According to this article here:
https://dweldon.silvrback.com/common-mistakes
Subscriptions don't block
Many aspects of the framework seem like magic. So much so that it may cause you to forget how web browsers work. Take this simple example:
Meteor.subscribe('posts');
var post = Posts.findOne();
The idea that post will be undefined is the root cause of roughly one in twenty meteor questions on stackoverflow.
So then why doesn't subscribe have a callback, and if it does, why isn't it referenced more often by the Meteor literati?
Why don't we have:
Meteor.subscribe('posts', function(err, posts){
//when the items/posts actually arrive
});
I hope my question makes sense.
Maybe I don't get the question, but the Meteor.Subscribe function has callbacks named onError and onReady methods.
Optional. May include onError and onReady callbacks. If a function is passed instead of an object, it is interpreted as an onReady callback.
From docs.
For example.
Meteor.subscribe("posts", {
onReady: function () { console.log("onReady And the Items actually Arrive", arguments); },
onError: function () { console.log("onError", arguments); }
});
Also check this GitHub issue
Note: I have updated the article after reading this question.
While subscribe does have an optional callback, I intentionally avoided it in the original article because there aren't currently any common patterns that use it. In other words, I didn't want readers to come away from the article thinking that callbacks were actually the right solution to this problem.
In production applications, subscriptions typically come in two flavors:
Global: initiated as soon as the client starts, or maybe in an autorun.
Route: initiated as via a subscriptions
or waitOn
option.
It's also worth noting that in recent weeks, the template subscription pattern has emerged, though it hasn't seen wide adoption yet.
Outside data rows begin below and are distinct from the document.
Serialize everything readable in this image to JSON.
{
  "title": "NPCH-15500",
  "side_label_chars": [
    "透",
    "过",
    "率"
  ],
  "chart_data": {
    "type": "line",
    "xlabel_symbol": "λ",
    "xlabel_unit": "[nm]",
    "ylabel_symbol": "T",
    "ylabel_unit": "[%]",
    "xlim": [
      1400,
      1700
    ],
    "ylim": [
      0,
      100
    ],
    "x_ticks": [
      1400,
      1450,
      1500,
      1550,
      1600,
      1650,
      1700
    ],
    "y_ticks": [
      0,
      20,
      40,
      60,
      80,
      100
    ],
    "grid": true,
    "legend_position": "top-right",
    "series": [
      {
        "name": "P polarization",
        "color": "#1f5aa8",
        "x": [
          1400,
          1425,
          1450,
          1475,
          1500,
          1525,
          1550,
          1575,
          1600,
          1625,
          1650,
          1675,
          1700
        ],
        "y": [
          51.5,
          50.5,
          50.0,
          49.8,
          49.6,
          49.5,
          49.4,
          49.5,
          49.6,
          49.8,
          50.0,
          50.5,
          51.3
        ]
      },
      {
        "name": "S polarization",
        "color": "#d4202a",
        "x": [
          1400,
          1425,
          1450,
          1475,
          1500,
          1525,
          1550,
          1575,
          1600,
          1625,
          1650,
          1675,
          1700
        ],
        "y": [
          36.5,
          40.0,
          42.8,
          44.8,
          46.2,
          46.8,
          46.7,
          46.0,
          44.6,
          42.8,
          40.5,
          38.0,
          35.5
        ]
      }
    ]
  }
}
In all of these cases, the subscription is started and then can either be asynchronously checked for a reactive ready
state, or ignored with the use of guards to prevent reference errors.
Because ready
is reactive, this effectively gives us the same benefits of a callback, but with fewer lines of code. Let's look at two examples:
Meteor.subscribe('posts', function() {
Session.set('postsReady', true);
});
Tracker.autorun(function() {
if (Session.get('postsReady'))
showFancyAnimation();
});
var handle = Meteor.subscribe('posts');
Tracker.autorun(function() {
if (handle.ready())
showFancyAnimation();
});
Both examples demonstrate the same concept - subscribing and then reactively testing the state of the subscription. As you can see there really isn't a benefit to the callback.
Finally, (as I now point out in the article), subscriptions are often spatially separated from the code which uses them. You'll typically subscribe in your route code and consume the results in your templates. For this reason you almost never see code which looks like:
Meteor.subscribe('posts', function() {
showFancyAnimation();
});
In fact, the only place I ever encounter code like the above is in SO answers because the author is trying to make a quick demonstration rather than trying to show a typical usage pattern.